Android: One root to own them all: Android Master-Key Vulnerability

Jeff Forristal

Thu, 16th October 2014


Speaker Bio 1:
Jeff Forristal is a highly respected security professional with more than a decade of experience in the security industry. As well as having written multiple articles for Network Computing and Secure Enterprise magazines; he is also a contributing author to multiple books. Under the pseudonym "Rain Forest Puppy," Jeff has been recognized as an industry expert in web application security and was responsible for the first publicized responsible security disclosure policy (2000), the first publicized recognition of SQL injection (Phrack, 1998), and the first intelligent open source web application scanner (Whisker, 1999).

Learning Objectives:

Jeff will explain:

  • Follow-up to the Android Master-Key vulnerability: how things look 3 months later.
  • Statistics and things learned since the public release of the vulnerability information.

Resources and materials:


Questions and answers

Max, Concise Courses:
17:27 Compared to iOS does Android leak more data through Apps?

Jeff Forristal:
I usually get the ‘is iOS or Android more secure’ so that is one I can talk about pretty well – but ‘leaking more data’ is interesting. I have not actually attempted to measure application leakage and I suspect that that is going to be on a case-by-case basis on the application. That’s a fantastic question, and I am not sure. I don’t have any reference to really give you a solid answer on that one.


Max, Concise Courses:
18:10 What’s the future of vulnerabilities within Android. From a security perspective will things like ‘zip parsers discrepancies’ become history and will Android become impenetrable?

Jeff Forristal:
Well I certainly hope so! With any found security vulnerability we hope that the world takes notice, at least the relevant parties in the world, and use that as a historical record and not keep repeating the same call. But if history is evidence of how this all plays out [for example] ‘SQL Buffer Injection Overflows’ found decades ago, they still seem to be a problem. Are we learning from our mistakes? Are we improving or are we repeating our mistakes. Security is a tough challenge and a tough call in that way. I’d like to hope that with visibility to this class of problems – people will be more cognizant of it going forward. You have to get the knowledge of this problem into the hands of the person that is creating the code and that itself is a very large education campaign. On a worldwide scale it is difficult to say if that is going to be executed.


Max, Concise Courses:
19:30 You mentioned phishing and SMS abuse – are you seeing these attacks being targeted at particular verticals?

Jeff Forristal:
Certainly, phishing is a targeted attack overall. In terms of banking log ins, and speaking about Android specifically, and this is going to sound rather dismissive, but attackers are lazy and rightfully so. They don’t have to do too much effort to get money through a premium SMS Abuse style of attack.

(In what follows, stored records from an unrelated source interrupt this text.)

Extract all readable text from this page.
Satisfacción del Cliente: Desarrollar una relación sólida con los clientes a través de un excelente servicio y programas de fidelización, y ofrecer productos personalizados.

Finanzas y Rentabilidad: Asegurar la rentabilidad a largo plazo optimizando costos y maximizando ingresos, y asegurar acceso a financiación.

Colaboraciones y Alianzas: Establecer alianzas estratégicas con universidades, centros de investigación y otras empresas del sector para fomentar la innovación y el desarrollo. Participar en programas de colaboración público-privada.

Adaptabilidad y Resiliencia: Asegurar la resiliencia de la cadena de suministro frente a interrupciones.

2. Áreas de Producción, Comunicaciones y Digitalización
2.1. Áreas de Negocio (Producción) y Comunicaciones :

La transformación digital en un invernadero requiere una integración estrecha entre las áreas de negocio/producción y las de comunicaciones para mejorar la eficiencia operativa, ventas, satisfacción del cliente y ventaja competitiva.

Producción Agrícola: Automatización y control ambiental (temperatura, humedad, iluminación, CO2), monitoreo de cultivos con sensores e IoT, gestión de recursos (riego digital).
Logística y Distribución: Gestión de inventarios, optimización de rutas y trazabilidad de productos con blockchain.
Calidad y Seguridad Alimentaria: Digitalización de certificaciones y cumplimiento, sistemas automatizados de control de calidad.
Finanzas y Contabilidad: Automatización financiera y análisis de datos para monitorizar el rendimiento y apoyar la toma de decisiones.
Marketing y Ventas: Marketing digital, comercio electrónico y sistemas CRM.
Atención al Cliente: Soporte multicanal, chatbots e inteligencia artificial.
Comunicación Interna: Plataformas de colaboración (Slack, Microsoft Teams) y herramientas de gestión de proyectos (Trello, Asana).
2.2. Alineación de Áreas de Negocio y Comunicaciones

Effective well known patterns result in immediate financial gain for the attackers, they don’t need to try new stuff or be cleverer, they can just get free money by doing that [SMS Abuse]. We are seeing large scale abuses of some common ways to basically get quick turnarounds and financial wins. Until those patterns are thwarted through some of the upcoming Android Security changes the attackers will just stick with what they know and stick with what is working.

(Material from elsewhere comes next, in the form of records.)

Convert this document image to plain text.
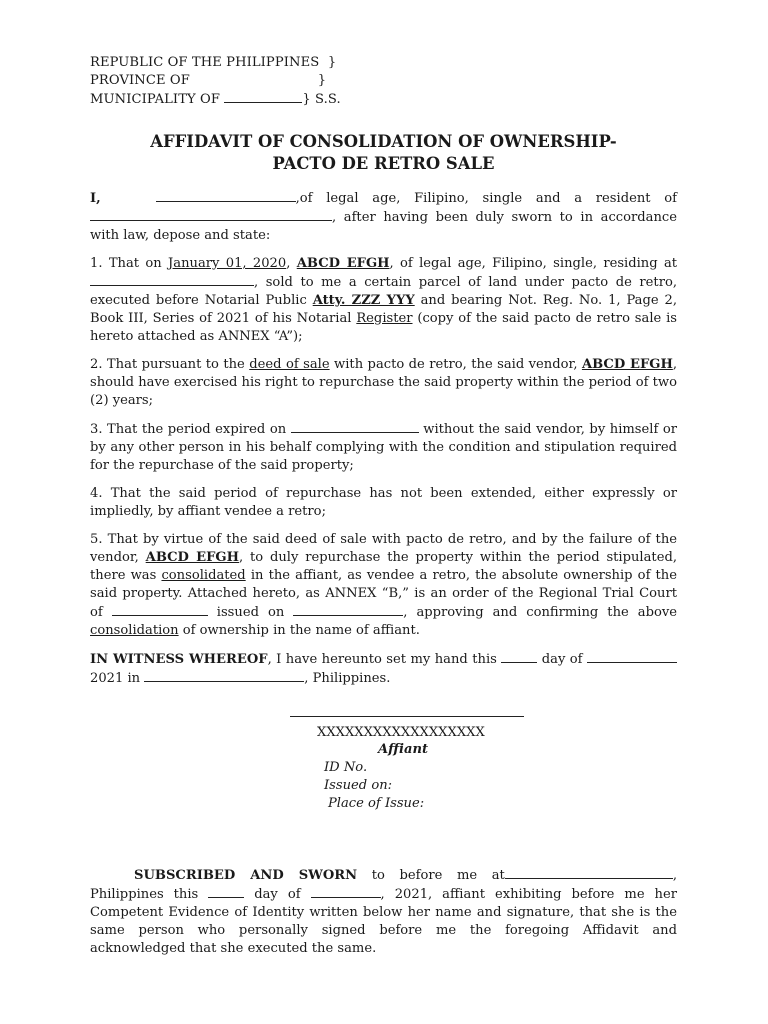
REPUBLIC OF THE PHILIPPINES  }
PROVINCE OF                              }
MUNICIPALITY OF	} S.S.
AFFIDAVIT OF CONSOLIDATION OF OWNERSHIP-
PACTO DE RETRO SALE

I,	,of legal age, Filipino, single and a resident of, after having been duly sworn to in accordance with law, depose and state:

1. That on January 01, 2020, ABCD EFGH, of legal age, Filipino, single, residing at, sold to me a certain parcel of land under pacto de retro, executed before Notarial Public Atty. ZZZ YYY and bearing Not. Reg. No. 1, Page 2, Book III, Series of 2021 of his Notarial Register (copy of the said pacto de retro sale is hereto attached as ANNEX “A”);

2. That pursuant to the deed of sale with pacto de retro, the said vendor, ABCD EFGH, should have exercised his right to repurchase the said property within the period of two (2) years;

3. That the period expired on	without the said vendor, by himself or by any other person in his behalf complying with the condition and stipulation required for the repurchase of the said property;

4. That the said period of repurchase has not been extended, either expressly or impliedly, by affiant vendee a retro;

5. That by virtue of the said deed of sale with pacto de retro, and by the failure of the vendor, ABCD EFGH, to duly repurchase the property within the period stipulated, there was consolidated in the affiant, as vendee a retro, the absolute ownership of the said property. Attached hereto, as ANNEX “B,” is an order of the Regional Trial Court of	issued on	, approving and confirming the above consolidation of ownership in the name of affiant.

IN WITNESS WHEREOF, I have hereunto set my hand this	day of  2021 in	, Philippines.

XXXXXXXXXXXXXXXXXX
Affiant
ID No.
Issued on:
Place of Issue:

SUBSCRIBED AND SWORN to before me at	, Philippines this	day of	, 2021, affiant exhibiting before me her Competent Evidence of Identity written below her name and signature, that she is the same person who personally signed before me the foregoing Affidavit and acknowledged that she executed the same.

What is working for them right now is getting money through premium SMS Abuse Attacks.


Max, Concise Courses:
20:36 I guess you answered my question but how worried should I be – I’m a system and network admin and people on our network have rooted phones – what can I do?

Jeff Forristal:
I definitely get that question a lot: ‘what is the security risk of jail broken or rooted device?’, and this largely has to turn back to, ‘what are you trying to achieve?’ Are you trying to verify that the device is operationally correct and has the proper security model in place to hold your data? What are your requirements, what does the device need to do and the required security posture? If you are comfortable with anyone reading email on any device, rooted or otherwise, it may not make sense but if you have a more important security agenda, for example, a BYOD enterprise, or you want to confirm a device is reasonably adhering to the security models that are implied by the general iOS and Android architecture, then a rooted or jail broken device is basically a notification that the device may or may not actually adhere to this expected model.

The risk of rooted devices isn’t the fact that they are rooted – the risk of rooted devices is that there are functions that we want to act a certain way and through it being rooted we can no longer rely on those assumptions being true.